Question

I have a one-page website built on Bootstrap. All of the menu items are internal links pointing to divs in the body, and I have a bit of smooth scroll javascript to animate page's scrolling.

Everything works fine in Chrome and IE, but in Firefox the links don't work at all. It seems like a Javascript issue, because if I comment out the lines referring to the smoothscroll .js file, then the links work fine.

The javascript that I'm using is this:

$('a[href*=#]').each(function() {
if($(this).attr('href').indexOf("#") == 0) {
  $(this).click(function(e) {
    e.preventDefault();
    var targetOffset = $($(this).attr('href')).offset().top;
    $('body').animate({scrollTop: targetOffset - 70}, 700);
  });
}
});

What am I missing/doing wrong?

You can take a look at the actual site in question here.

Was it helpful?

Solution

Change your scrollTop animation to

$('body,html').animate({scrollTop: targetOffset - 70}, 700);

That should fix it in FF an also still work in Chrome.

update

Just in case you're asking why: I don't know for sure, so this is what I guess is happening: if you compare the HTML and BODY in FF and Chrome, in FF the size of the HTML-Element is as big as your rendered document.
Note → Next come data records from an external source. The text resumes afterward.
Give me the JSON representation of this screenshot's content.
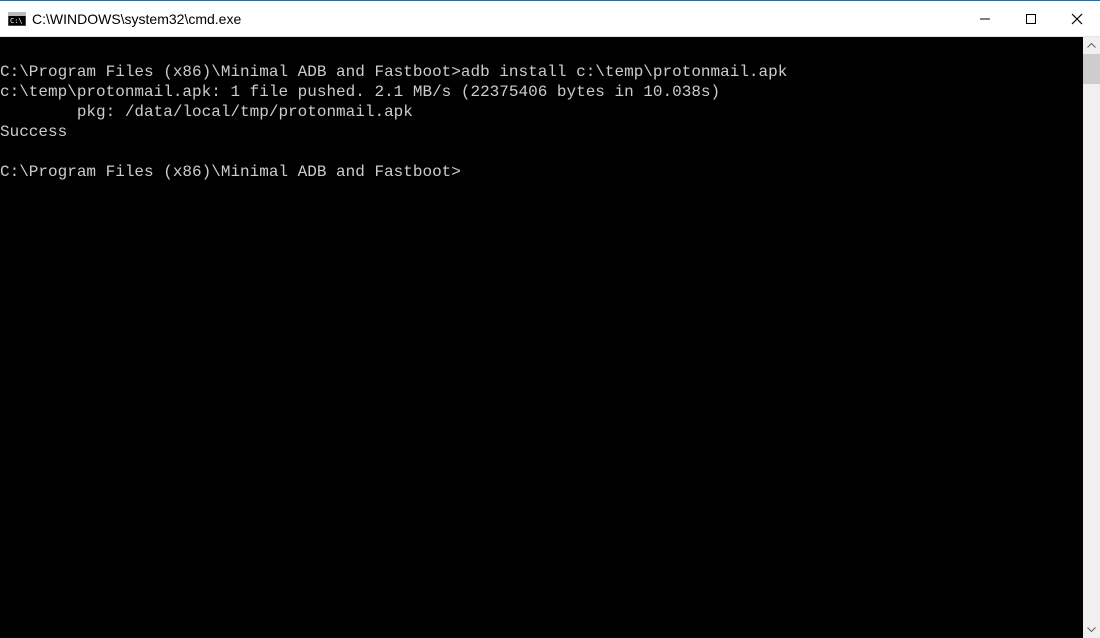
{
  "window": {
    "title": "C:\\WINDOWS\\system32\\cmd.exe"
  },
  "console": {
    "line1_prompt": "C:\\Program Files (x86)\\Minimal ADB and Fastboot>",
    "line1_cmd": "adb install c:\\temp\\protonmail.apk",
    "line2": "c:\\temp\\protonmail.apk: 1 file pushed. 2.1 MB/s (22375406 bytes in 10.038s)",
    "line3": "        pkg: /data/local/tmp/protonmail.apk",
    "line4": "Success",
    "line5_prompt": "C:\\Program Files (x86)\\Minimal ADB and Fastboot>"
  }
}
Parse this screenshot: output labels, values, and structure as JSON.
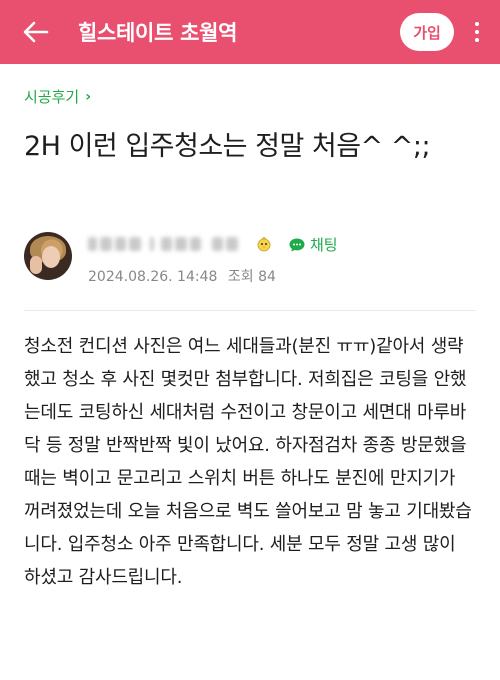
{
  "appbar": {
    "cafe_title": "힐스테이트 초월역",
    "join_label": "가입",
    "back_icon": "arrow-left-icon",
    "more_icon": "more-vertical-icon",
    "color": "#e9506f"
  },
  "board": {
    "label": "시공후기",
    "chevron": "›",
    "color": "#1faa4b"
  },
  "post": {
    "title": "2H 이런 입주청소는 정말 처음^ ^;;",
    "author": {
      "level_icon": "chick-level-icon",
      "chat_label": "채팅",
      "chat_icon": "chat-bubble-icon",
      "date": "2024.08.26. 14:48",
      "views": "조회 84"
    },
    "body": "청소전 컨디션 사진은 여느 세대들과(분진 ㅠㅠ)같아서 생략했고 청소 후 사진 몇컷만 첨부합니다. 저희집은 코팅을 안했는데도 코팅하신 세대처럼 수전이고 창문이고 세면대 마루바닥 등 정말 반짝반짝 빛이 났어요. 하자점검차 종종 방문했을 때는 벽이고 문고리고 스위치 버튼 하나도 분진에 만지기가 꺼려졌었는데 오늘 처음으로 벽도 쓸어보고 맘 놓고 기대봤습니다. 입주청소 아주 만족합니다. 세분 모두 정말 고생 많이 하셨고 감사드립니다."
  }
}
In Chrome your HTML-Element has the size of the Browser-Window and your BODY-Element is as big as your Page rendered. They render differently. FF scrolls the HTML inside its Window and Chrome scrolls the BODY inside the HTML.

As pointed out in other threads / comments (here for expample) this solution makes two calls. So you could put an if before scrolling or use document. The latter didn't do the trick for me, because it scrolled where I wanted it to scroll to, but didn't animate. Without if I personally just find it nicer to read and it shouldn't be such a big thing to call animate twice in that case. So the better solution would be detecting the browser and using either $('html') or $('body').